A wise man named Jimmy Buffett once said, “When life gives you limes, make margaritas.” This is better than the original saying because let’s face it, limes are much better than lemons and margaritas are much better than lemonade.
Here’s the thing; college is a time when your life is always changing. Plans fall through, you change your mind about things, goals change and some relationships grow while others fall apart. But, this is OK.
I wasn’t OK with these changes at first, but I’m now learning to accept them.
I’ve learned to accept that when other people are involved in your plans, those plans are going to change because peoples’ schedules are constantly changing just like mine are. I’m learning not to get my heart set on any plans until they actually happen. But this is difficult for me because I have a tendency to get my heart set on things, which at times, ends with feelings of disappointment.
My goals have changed quite a few times since I began my college career at JCU. I’ve had many different academic and social interests I’ve considered pursuing after school. While I’m sure this was annoying for my family and friends to have to try and keep up with my changing interests, it has been exciting for me to find what I most want to do.
I change my mind frequently, which can be stressful at times, but I am trying to accept it as more adventurous than strenuous. One day I want to be a vegetarian, and the next I want a cheeseburger. One day I want to live in an apartment, and the next I want to live in a dorm. One day I can never picture myself in a sorority, and the next I am a new member of Gamma Phi Beta. I’m trying to look it as being less indecisive, and more as opportunistic.
I’ve had friendships fall apart and others grow. I’ve learned who I can count on when I need a good friend, and I know who will take advantage of me. What I have found hurts the most is when long-time friendships fall apart. Friends make other friends and they make choices that you don’t necessarily agree with. People change and this is a fact we need to face at this point in our lives. Sometimes we realize that trying to keep up a friendship is more work than it is worth and people no longer value a friendship as you do.
Though it hurts to realize a friendship has come to a close, I am learning that there are so many friendships blossoming in my life.
While things are always changing, and much of the time it hurts, I try to remember the aspects of my life that are constant.
While plans are going to change, it will always turn out the way it is supposed to happen. When my goals change, it is because I have discovered something new and positive, and new and positive things can always be found in the fine print of my life.
When I change my mind, even if on a whim or a sudden impulse, it is because I am learning to be more adventurous. I am learning to take risks and make choices and be more independent. Learning to make choices, whether big or small, will always be a factor of my life.

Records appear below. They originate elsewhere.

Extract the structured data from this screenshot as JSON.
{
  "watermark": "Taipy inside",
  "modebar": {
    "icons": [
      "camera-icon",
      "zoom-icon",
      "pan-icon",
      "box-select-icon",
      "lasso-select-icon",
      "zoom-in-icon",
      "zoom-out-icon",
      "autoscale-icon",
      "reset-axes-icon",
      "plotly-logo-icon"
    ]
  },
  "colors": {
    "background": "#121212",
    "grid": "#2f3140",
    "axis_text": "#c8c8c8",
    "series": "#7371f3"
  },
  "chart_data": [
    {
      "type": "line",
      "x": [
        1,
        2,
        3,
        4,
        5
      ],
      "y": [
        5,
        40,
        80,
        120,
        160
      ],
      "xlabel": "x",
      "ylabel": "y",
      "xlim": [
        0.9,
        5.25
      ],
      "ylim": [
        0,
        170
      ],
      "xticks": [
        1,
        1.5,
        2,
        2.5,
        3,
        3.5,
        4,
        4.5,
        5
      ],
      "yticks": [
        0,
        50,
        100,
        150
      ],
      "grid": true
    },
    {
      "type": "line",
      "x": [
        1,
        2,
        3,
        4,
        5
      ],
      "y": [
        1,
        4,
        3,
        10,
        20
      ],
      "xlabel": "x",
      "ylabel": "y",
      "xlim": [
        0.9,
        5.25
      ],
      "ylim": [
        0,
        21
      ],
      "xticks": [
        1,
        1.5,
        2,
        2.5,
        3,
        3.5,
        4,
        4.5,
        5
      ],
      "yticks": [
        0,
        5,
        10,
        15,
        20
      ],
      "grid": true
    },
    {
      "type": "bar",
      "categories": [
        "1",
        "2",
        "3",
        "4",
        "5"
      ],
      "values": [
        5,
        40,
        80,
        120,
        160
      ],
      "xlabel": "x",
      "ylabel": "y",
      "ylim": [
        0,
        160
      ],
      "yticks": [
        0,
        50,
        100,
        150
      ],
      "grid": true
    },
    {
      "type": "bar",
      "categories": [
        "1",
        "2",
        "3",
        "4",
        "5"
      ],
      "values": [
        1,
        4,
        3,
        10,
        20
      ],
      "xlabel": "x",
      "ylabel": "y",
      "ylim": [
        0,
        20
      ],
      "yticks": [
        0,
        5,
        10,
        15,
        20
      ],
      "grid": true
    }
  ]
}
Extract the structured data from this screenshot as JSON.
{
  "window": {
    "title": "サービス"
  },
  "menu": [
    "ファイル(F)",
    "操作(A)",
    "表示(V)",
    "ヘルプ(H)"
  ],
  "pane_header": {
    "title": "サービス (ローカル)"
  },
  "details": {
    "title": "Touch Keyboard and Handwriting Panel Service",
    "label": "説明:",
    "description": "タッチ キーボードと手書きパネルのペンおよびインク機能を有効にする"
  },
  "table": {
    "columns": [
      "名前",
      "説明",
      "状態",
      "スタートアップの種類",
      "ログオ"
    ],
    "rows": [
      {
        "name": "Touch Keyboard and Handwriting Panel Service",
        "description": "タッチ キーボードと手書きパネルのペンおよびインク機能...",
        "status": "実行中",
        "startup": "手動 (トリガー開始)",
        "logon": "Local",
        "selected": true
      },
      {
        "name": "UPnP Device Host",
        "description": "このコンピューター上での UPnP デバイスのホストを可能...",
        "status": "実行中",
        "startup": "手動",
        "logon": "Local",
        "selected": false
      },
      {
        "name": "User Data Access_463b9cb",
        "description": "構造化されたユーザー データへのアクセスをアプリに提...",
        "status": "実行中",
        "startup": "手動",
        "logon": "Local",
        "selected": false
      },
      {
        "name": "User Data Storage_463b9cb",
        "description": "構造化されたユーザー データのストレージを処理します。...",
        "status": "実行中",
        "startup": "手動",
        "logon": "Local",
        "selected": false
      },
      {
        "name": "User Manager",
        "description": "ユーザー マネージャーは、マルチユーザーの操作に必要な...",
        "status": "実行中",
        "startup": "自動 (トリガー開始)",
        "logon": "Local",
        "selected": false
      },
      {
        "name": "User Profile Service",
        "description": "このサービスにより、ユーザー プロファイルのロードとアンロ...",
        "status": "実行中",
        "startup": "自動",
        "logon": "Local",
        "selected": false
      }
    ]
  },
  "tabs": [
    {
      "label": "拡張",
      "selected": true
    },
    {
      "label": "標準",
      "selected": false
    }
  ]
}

It’s important to remember that relationships are always going to change, sometimes crumble, but there will always be opportunity for other relationships to grow.
I will always have loved ones who I can turn to. I know that these people will love and accept me with open arms just as I do with them.
Hold on to these people. Don’t let them go. I am realizing that they are the most important constants in my life. The other constants are reliable, but not tangible.
I most value the people who support me when life hands me limes. I owe that to them. They’ve taught me to make a pretty mean margarita.